Current and former Portland city councilors on Monday criticized former City Manager Jon Jennings as vindictive and manipulative.
They also said the office of the mayor is too weak to be truly effective.
Meeting remotely with the Charter Commission’s governance committee, Councilors Pious Ali and Belinda Ray, and former Councilors Kim Cook and David Marshall described how policies are developed and the working relationships they had with various mayors and managers.

Ali and Cook had the harshest criticism for Jennings, who left the city on Nov. 1 to become the manager in Clearwater, Florida.
Cook, who left the council voluntarily in 2020 after serving one term, said she had a poor relationship with Jennings and he did not support policies she was interested in pursuing.
“Trying to push big policy is extremely difficult if you’re not in the good graces of our now former city manager,” Cook said.
Cook said while councilors met regularly with Jennings, she eventually stopped having meetings or conversations with him in the spring of 2019. She said she wanted the city to have a committee dedicated to the first phase of its Recode revaluation project, which Jennings strongly disagreed with.
“The manager plainly told me that I may have won the battle but I wasn’t going to win the war,” Cook said. “I felt threatened and really didn’t trust meeting with him very often, alone at least. Our meetings became very infrequent.”
Ali said Jennings was savvy enough to know he had to keep at least five councilors happy at all times because five councilors are needed to approve motions. But Ali, along with Marshall, said the city has a strong manager, weak council, and weak mayor, and unless that is changed, “I cannot see councilors and mayors implementing the agenda that they ran on.”
He described a situation before the coronavirus pandemic where he advocated for new public restrooms to be installed throughout the city to better serve the homeless community. Jennings said he would not support the idea, but the same proposal was later made by a different councilor, and “suddenly it was the best idea brought forward.”
“Probably the manager agreed more with them than with me,” Ali said.
Ray, who is retiring from the council, said she had a slightly different experience: she often “butted heads” with Jennings, she said, but he would acquiesce to the will of the council if the votes dictated it.
“He was a strong-willed person, but he had nine bosses,” she said.
Ray said Jennings didn’t set city policy beyond drafting the first version of the municipal budget. Other councilors, however, have said he did, and that the charter allows a strong manager to do so.
Marshall said previous managers took similar approaches to policy goals. Mark Rees, he said, tried to sell a portion of Congress Square Park during his tenure. His approach led to political problems, Marshall said, when the sale of a portion of that public space was ultimately supported by the City Council and Mayor Michael Brennan in 2013 but was defeated by a citizen referendum.
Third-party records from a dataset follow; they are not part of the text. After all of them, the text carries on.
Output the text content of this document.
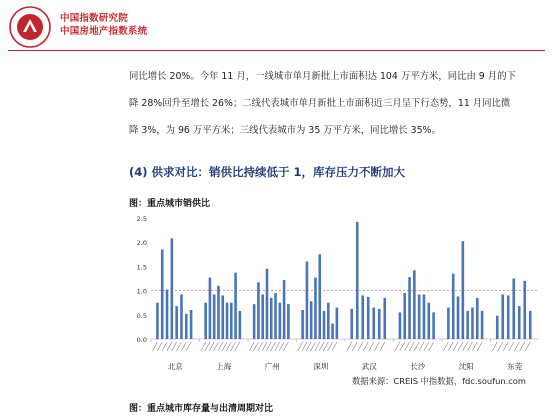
中国指数研究院
中国房地产指数系统

同比增长 20%。今年 11 月，一线城市单月新批上市面积达 104 万平方米，同比由 9 月的下
降 28%回升至增长 26%；二线代表城市单月新批上市面积近三月呈下行态势，11 月同比微
降 3%，为 96 万平方米；三线代表城市为 35 万平方米，同比增长 35%。

(4) 供求对比：销供比持续低于 1，库存压力不断加大
图：重点城市销供比
0.0
0.5
1.0
1.5
2.0
2.5
北京	上海	广州	深圳	武汉	长沙	沈阳	东莞
数据来源：CREIS 中指数据，fdc.soufun.com
图：重点城市库存量与出清周期对比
Ali, Cook, and Marshall said citizen initiatives are now the approach the public is taking to respond to policies coming from City Hall.
“I see it as crossing the line when a manager pushes ideas,” Marshall said. “If I had been on the council I would have had strong feelings to his approach.”
Ali and Cook also described scenarios where Jennings prohibited councilors from speaking directly with city staff or department heads.
“The manager may have to answer to nine councilors,” Ali said. “(But) Jon did build a strong firewall between councilors and staff.”
All requests for staff guidance had to go through Jennings, which Ali said could be problematic. For example, if Jennings disagreed with the initiative a councilor was pursuing, he said staff could be told not to provide the best information or guidance.
Ali, who said he had a close relationship with former Mayor Ethan Strimling when Strimling and Jennings clashed publicly over the power dynamic, said he stopped meeting with the former mayor as often when that clash intensified.
He said it remained clear that he and Jennings did not see eye-to-eye on various policy initiatives. The former manager did not solicit him to vote certain ways, Ali said, probably because of their different opinions.
“Even though the last manager was not supposed to make policy, he was a good politician,” Ali said. “The previous mayor became like the bogeyman.”
Several of the councilors said the existing mayoral position is relatively weak, because the person who holds that position is just another councilor, with one of nine votes on the council.
Ray said Mayor Kate Snyder has excelled as a facilitator who understands she isn’t strong enough to push policy on her own: she needs to build coalitions and ensure they have at least five votes, which is the same as any other councilor. But she said if a mayor puts in the time to build relationships with the council, the manager, other mayors, and lawmakers in Augusta, it can be a powerful role.
On the other hand, she said, Strimling tried to promote policies on his own.
Marshall said the mayor is weak as a result of compromise by the last Charter Commission. He said the mayor lacks executive power and is a difficult position for candidates who run on a platform because they need five council votes to get anything done.
Marshall, who only served under Brennan, said he was more of a mediator.